У меня словно пелена упала с глаз: я была причастна не только к смерти этих несчастных, ибо я была той самой песчинкой, которая склонила чашу весов в свою сторону, я была причастна еще и к появлению множества людей, невесть откуда взявшихся: мужчин в пудреных париках, шелковых кафтанах и коротких штанах, которые до сих пор бродили по улицам Парижа только под покровом темноты, как ночные бабочки, и впервые решились показаться днем; женщин, нарумяненных, с цветами в волосах, полуобнаженных, которые в четыре часа пополудни сидели у окна, словно в праздник Тела Господня, на бархатных коврах и пурпурных шалях; если бы мой злой гений не привел меня в кармелитский монастырь, если бы я не отнесла этот кинжал на Жемчужную улицу и не отдала Тальену, всех этих людей сейчас здесь не было бы, и те люди, которые сегодня взойдут на эшафот, продолжали бы посылать на казнь других.
Но в конце концов, разве нельзя было просто, не усугубляя их мучений, доставить их к месту казни, на эшафот, к которому они проложили дорогу? Смертная казнь есть лишение жизни, но не месть.
Повозки остановились, чтобы все могли поглядеть на смертников; те же самые жандармы, те же самые сбиры Анрио, которые еще вчера рубили саблями заступников осужденных, сегодня кололи остриями сабель вчерашних палачей и говорили Кутону, чьи ноги были парализованы: «Вставай, Кутон!», а тяжело раненному Робеспьеру: «Держись прямо, Робеспьер!» И правда, он в изнеможении упал на скамью. Но как только он почувствовал, что его гордость задета, он встал на ноги и обвел толпу страшным взглядом; я оказалась в поле его зрения, и он увидел меня.
Но почему я не отошла от окна? Почему я словно приросла к месту?
Меня удерживала сила, более могучая, чем моя воля.
Я должна была видеть то, что произойдет: это было ниспосланное мне наказание.
В этой кровавой феерии был и свой балет: поэтому-то повозки и остановились у дома столяра Дюпле. Женщины – если их можно назвать женщинами – встали в круг и стали плясать, крича:
– На гильотину Робеспьера! На гильотину Кутона!
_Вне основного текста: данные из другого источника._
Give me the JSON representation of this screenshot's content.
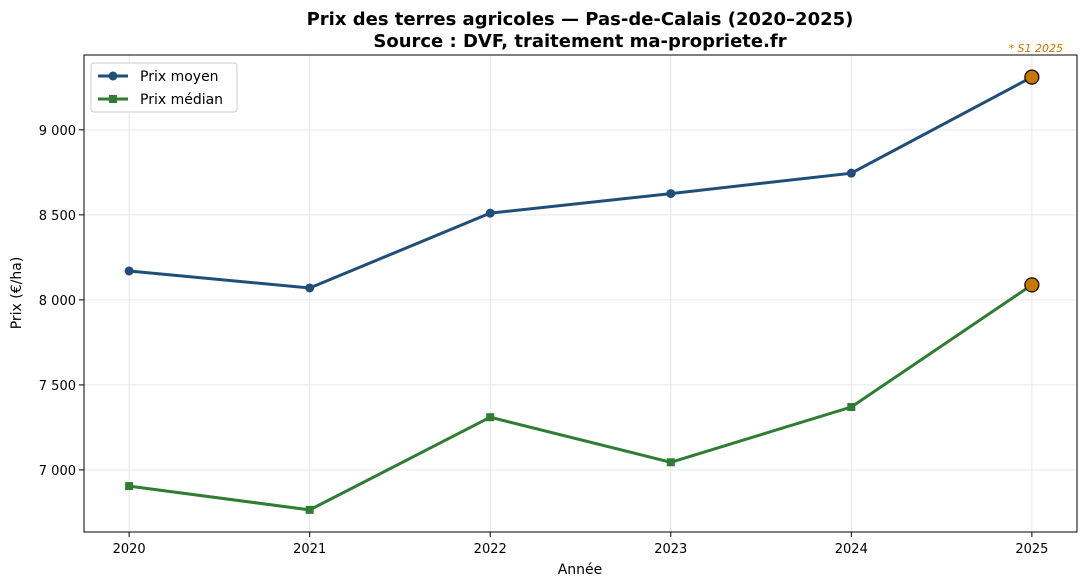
{
  "chart_data": {
    "type": "line",
    "title": "Prix des terres agricoles — Pas-de-Calais (2020–2025)",
    "subtitle": "Source : DVF, traitement ma-propriete.fr",
    "annotation": "* S1 2025",
    "xlabel": "Année",
    "ylabel": "Prix (€/ha)",
    "x": [
      2020,
      2021,
      2022,
      2023,
      2024,
      2025
    ],
    "x_tick_labels": [
      "2020",
      "2021",
      "2022",
      "2023",
      "2024",
      "2025"
    ],
    "xlim": [
      2019.75,
      2025.25
    ],
    "ylim": [
      6635,
      9440
    ],
    "y_ticks": [
      7000,
      7500,
      8000,
      8500,
      9000
    ],
    "y_tick_labels": [
      "7 000",
      "7 500",
      "8 000",
      "8 500",
      "9 000"
    ],
    "grid": true,
    "legend_placement": "top-left",
    "highlight_color": "#c87800",
    "series": [
      {
        "name": "Prix moyen",
        "marker": "circle",
        "color": "#1f4e79",
        "values": [
          8170,
          8070,
          8510,
          8625,
          8745,
          9310
        ]
      },
      {
        "name": "Prix médian",
        "marker": "square",
        "color": "#2e7d32",
        "values": [
          6905,
          6765,
          7310,
          7045,
          7370,
          8088
        ]
      }
    ]
  }
}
На гильотину Сен-Жюста!
Я никогда не забуду, с каким спокойным и гордым видом прекрасный молодой человек, единственный, кто не пытался ни спастись, ни покончить с собой, взирал на этот хоровод фурий и слушал их проклятия. Глядя на него, можно было усомниться в виновности вчерашних палачей; в его больших глазах, полных надменности и презрения к жизни, была видна совесть.
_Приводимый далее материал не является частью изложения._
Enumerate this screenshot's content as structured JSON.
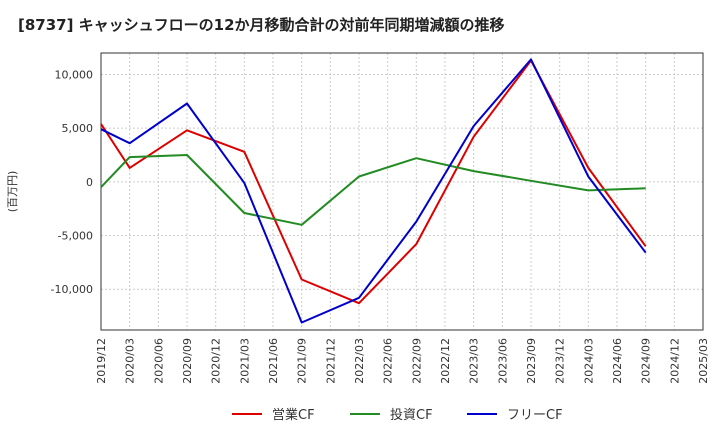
{
  "chart_data": {
    "type": "line",
    "title": "[8737]  キャッシュフローの12か月移動合計の対前年同期増減額の推移",
    "ylabel": "(百万円)",
    "xlabel": "",
    "x_ticks": [
      "2019/12",
      "2020/03",
      "2020/06",
      "2020/09",
      "2020/12",
      "2021/03",
      "2021/06",
      "2021/09",
      "2021/12",
      "2022/03",
      "2022/06",
      "2022/09",
      "2022/12",
      "2023/03",
      "2023/06",
      "2023/09",
      "2023/12",
      "2024/03",
      "2024/06",
      "2024/09",
      "2024/12",
      "2025/03"
    ],
    "y_ticks": [
      10000,
      5000,
      0,
      -5000,
      -10000
    ],
    "y_tick_labels": [
      "10,000",
      "5,000",
      "0",
      "-5,000",
      "-10,000"
    ],
    "ylim": [
      -13800,
      12000
    ],
    "grid": true,
    "legend_position": "bottom",
    "series": [
      {
        "name": "営業CF",
        "color": "#dd0000",
        "points": [
          {
            "x": "2019/12",
            "y": 5400
          },
          {
            "x": "2020/03",
            "y": 1300
          },
          {
            "x": "2020/09",
            "y": 4800
          },
          {
            "x": "2021/03",
            "y": 2800
          },
          {
            "x": "2021/09",
            "y": -9100
          },
          {
            "x": "2022/03",
            "y": -11300
          },
          {
            "x": "2022/09",
            "y": -5800
          },
          {
            "x": "2023/03",
            "y": 4200
          },
          {
            "x": "2023/09",
            "y": 11300
          },
          {
            "x": "2024/03",
            "y": 1300
          },
          {
            "x": "2024/09",
            "y": -6000
          }
        ]
      },
      {
        "name": "投資CF",
        "color": "#228b22",
        "points": [
          {
            "x": "2019/12",
            "y": -500
          },
          {
            "x": "2020/03",
            "y": 2300
          },
          {
            "x": "2020/09",
            "y": 2500
          },
          {
            "x": "2021/03",
            "y": -2900
          },
          {
            "x": "2021/09",
            "y": -4000
          },
          {
            "x": "2022/03",
            "y": 500
          },
          {
            "x": "2022/09",
            "y": 2200
          },
          {
            "x": "2023/03",
            "y": 1000
          },
          {
            "x": "2023/09",
            "y": 100
          },
          {
            "x": "2024/03",
            "y": -800
          },
          {
            "x": "2024/09",
            "y": -600
          }
        ]
      },
      {
        "name": "フリーCF",
        "color": "#0000cc",
        "points": [
          {
            "x": "2019/12",
            "y": 4900
          },
          {
            "x": "2020/03",
            "y": 3600
          },
          {
            "x": "2020/09",
            "y": 7300
          },
          {
            "x": "2021/03",
            "y": -100
          },
          {
            "x": "2021/09",
            "y": -13100
          },
          {
            "x": "2022/03",
            "y": -10800
          },
          {
            "x": "2022/09",
            "y": -3700
          },
          {
            "x": "2023/03",
            "y": 5200
          },
          {
            "x": "2023/09",
            "y": 11400
          },
          {
            "x": "2024/03",
            "y": 500
          },
          {
            "x": "2024/09",
            "y": -6600
          }
        ]
      }
    ]
  }
}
Но это было не все, и праздник должен был иметь свой конец, такой же гнусный, как все предшествующее. Скверный мальчишка из тех, что живут на помойках, и, как некоторые рептилии, вылезают из сточных канав только в дождливые дни, принес с бойни ведро полное крови, окунул в него метлу и стал мазать кровью ни в чем не повинный дом Дюпле.
О, последнее оскорбление Робеспьер не мог вынести; он склонил голову, и быть может, – кто знает! – из его суровых неподвижных глаз выкатилась слеза.
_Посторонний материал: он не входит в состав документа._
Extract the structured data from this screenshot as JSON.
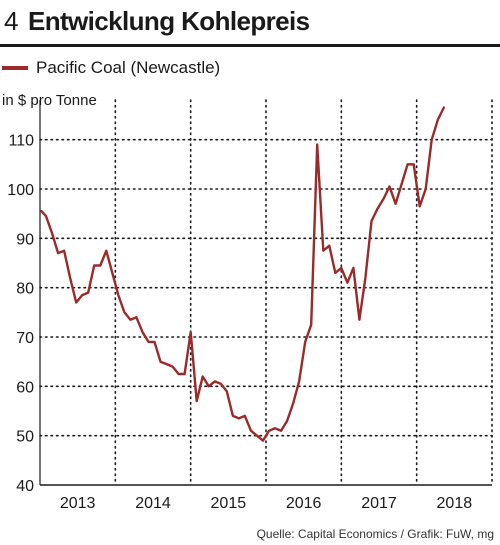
{
  "header": {
    "number": "4",
    "title": "Entwicklung Kohlepreis"
  },
  "legend": {
    "label": "Pacific Coal (Newcastle)"
  },
  "unit_label": "in $ pro Tonne",
  "source": "Quelle: Capital Economics / Grafik: FuW, mg",
  "colors": {
    "series": "#9b2b2b",
    "grid": "#1a1a1a",
    "text": "#1a1a1a"
  },
  "chart_data": {
    "type": "line",
    "ylim": [
      40,
      115
    ],
    "yticks": [
      40,
      50,
      60,
      70,
      80,
      90,
      100,
      110
    ],
    "xlim": [
      2012.5,
      2018.5
    ],
    "xticks": [
      {
        "label": "2013",
        "at": 2013.0
      },
      {
        "label": "2014",
        "at": 2014.0
      },
      {
        "label": "2015",
        "at": 2015.0
      },
      {
        "label": "2016",
        "at": 2016.0
      },
      {
        "label": "2017",
        "at": 2017.0
      },
      {
        "label": "2018",
        "at": 2018.0
      }
    ],
    "grid": "dotted, vertical at year boundaries and horizontal at y ticks",
    "series": [
      {
        "name": "Pacific Coal (Newcastle)",
        "color": "#9b2b2b",
        "points": [
          [
            2012.52,
            95.5
          ],
          [
            2012.58,
            94.5
          ],
          [
            2012.66,
            91
          ],
          [
            2012.74,
            87
          ],
          [
            2012.82,
            87.5
          ],
          [
            2012.9,
            82
          ],
          [
            2012.98,
            77
          ],
          [
            2013.06,
            78.5
          ],
          [
            2013.14,
            79
          ],
          [
            2013.22,
            84.5
          ],
          [
            2013.3,
            84.5
          ],
          [
            2013.38,
            87.5
          ],
          [
            2013.46,
            83
          ],
          [
            2013.54,
            78.5
          ],
          [
            2013.62,
            75
          ],
          [
            2013.7,
            73.5
          ],
          [
            2013.78,
            74
          ],
          [
            2013.86,
            71
          ],
          [
            2013.94,
            69
          ],
          [
            2014.02,
            69
          ],
          [
            2014.1,
            65
          ],
          [
            2014.18,
            64.5
          ],
          [
            2014.26,
            64
          ],
          [
            2014.34,
            62.5
          ],
          [
            2014.42,
            62.5
          ],
          [
            2014.5,
            71
          ],
          [
            2014.58,
            57
          ],
          [
            2014.66,
            62
          ],
          [
            2014.74,
            60
          ],
          [
            2014.82,
            61
          ],
          [
            2014.9,
            60.5
          ],
          [
            2014.98,
            59
          ],
          [
            2015.06,
            54
          ],
          [
            2015.14,
            53.5
          ],
          [
            2015.22,
            54
          ],
          [
            2015.3,
            51
          ],
          [
            2015.38,
            50
          ],
          [
            2015.46,
            49
          ],
          [
            2015.54,
            51
          ],
          [
            2015.62,
            51.5
          ],
          [
            2015.7,
            51
          ],
          [
            2015.78,
            53
          ],
          [
            2015.86,
            56.5
          ],
          [
            2015.94,
            61
          ],
          [
            2016.02,
            69
          ],
          [
            2016.1,
            72.5
          ],
          [
            2016.18,
            109
          ],
          [
            2016.26,
            87.5
          ],
          [
            2016.34,
            88.5
          ],
          [
            2016.42,
            83
          ],
          [
            2016.5,
            84
          ],
          [
            2016.58,
            81
          ],
          [
            2016.66,
            84
          ],
          [
            2016.74,
            73.5
          ],
          [
            2016.82,
            82
          ],
          [
            2016.9,
            93.5
          ],
          [
            2016.98,
            96
          ],
          [
            2017.06,
            98
          ],
          [
            2017.14,
            100.5
          ],
          [
            2017.22,
            97
          ],
          [
            2017.3,
            101
          ],
          [
            2017.38,
            105
          ],
          [
            2017.46,
            105
          ],
          [
            2017.54,
            96.5
          ],
          [
            2017.62,
            100
          ],
          [
            2017.7,
            110
          ],
          [
            2017.78,
            114
          ],
          [
            2017.86,
            116.5
          ]
        ]
      }
    ]
  }
}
Но когда повозки под крики «На гильотину! На гильотину!» продолжили путь, он снова поднял свою мертвенно-бледную голову и устремил взгляд на меня.
И тут… Ты помнишь, мой любимый Жак, немецкую балладу, которую мы вместе читали, ту, где мертвый жених приходит за своей живой невестой, чье преступление состояло в том, что, узнав о его смерти, она прокляла Бога, и увозит ее с собой; по пути на зов этого мрачного всадника мертвецы восстают из могил и устремляются вслед за ним, влекомые магической силой. Так и со мной: взгляд Робеспьера словно оторвал меня от места, на котором я стояла, и с неодолимой силой повлек вслед за этим живым призраком.
Я отошла от окна, вышла на улицу и направилась за толпой. Я не сводила глаз с повозки и не могла их от нее оторвать; толпа была устрашающая; людской поток нес меня, так что я даже не чувствовала давки, и мне казалось, что ноги мои не касаются земли.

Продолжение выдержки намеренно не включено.